Extinct genus of euthycarcinoid

Apankura is an extinct genus of Cambrian euthycarcinoids from the Santa Rosita Formation of Argentina. The genus contains a single species, Apankura machu. It was at one point the only Cambrian euthycarcinoid. However, Mosineia and Mictomerus are likely older.

== Description ==

Apankura is roughly 4 cm long, and has large mandibles, a trait previously unknown from euthycarcinoids. The antennae are uniramous like other euthycarcinoids, with a possible buccal complex present behind the mandibles. No post-mandibular oral appendages are present.
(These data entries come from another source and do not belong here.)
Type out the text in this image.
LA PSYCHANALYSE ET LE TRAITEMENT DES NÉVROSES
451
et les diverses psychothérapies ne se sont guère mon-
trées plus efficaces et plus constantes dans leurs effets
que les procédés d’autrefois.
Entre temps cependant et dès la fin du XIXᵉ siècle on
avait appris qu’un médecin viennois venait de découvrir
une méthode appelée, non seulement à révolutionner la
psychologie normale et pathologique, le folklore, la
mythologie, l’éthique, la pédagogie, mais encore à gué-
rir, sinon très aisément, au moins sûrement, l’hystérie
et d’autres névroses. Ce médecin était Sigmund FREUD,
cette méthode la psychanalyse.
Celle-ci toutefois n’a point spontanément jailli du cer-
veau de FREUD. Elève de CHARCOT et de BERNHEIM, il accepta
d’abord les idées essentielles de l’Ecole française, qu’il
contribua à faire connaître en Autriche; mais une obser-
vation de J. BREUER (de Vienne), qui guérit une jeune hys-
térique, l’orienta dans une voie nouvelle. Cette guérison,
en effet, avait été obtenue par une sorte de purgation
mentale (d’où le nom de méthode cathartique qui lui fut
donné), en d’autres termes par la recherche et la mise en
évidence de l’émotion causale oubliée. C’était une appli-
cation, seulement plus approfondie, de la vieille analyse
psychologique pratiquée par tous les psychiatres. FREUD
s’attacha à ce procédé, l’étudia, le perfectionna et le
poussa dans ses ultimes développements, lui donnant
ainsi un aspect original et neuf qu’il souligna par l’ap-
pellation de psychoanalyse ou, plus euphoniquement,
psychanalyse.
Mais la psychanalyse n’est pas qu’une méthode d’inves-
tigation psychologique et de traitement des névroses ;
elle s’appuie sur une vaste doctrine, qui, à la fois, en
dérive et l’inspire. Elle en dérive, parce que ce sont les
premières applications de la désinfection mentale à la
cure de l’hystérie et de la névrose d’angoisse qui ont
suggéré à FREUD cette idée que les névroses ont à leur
The pre-abdomen is composed of five tergites, with 11 uniramous limb pairs, with the tergites showing "segment decoupling" where there are more limbs than tergites. The pre-abdomen also has 11 sternites, each roughly 3 times wider than long. The pre-abdominal limbs match other euthycarcinoids, although they taper distally and lack setae. The apodemes are preserved as several dark rods. The post-abdomen is incomplete but composed of at least six segments, all lacking limbs, with the gut preserved as a dark line in the centre. A circular structure on the second post-abdominal segment is of unclear function, although it may be a gonopore. Apankura is unique among euthycarcinoids due to the reduced anterior pre-abdominal limbs, a longer post-abdomen and relatively few limb podomeres.

== Etymology ==

Apankura derives from a Quechua word meaning "crab", whilst machu derives from a word meaning "grandfather" in reference to the age of the fossils.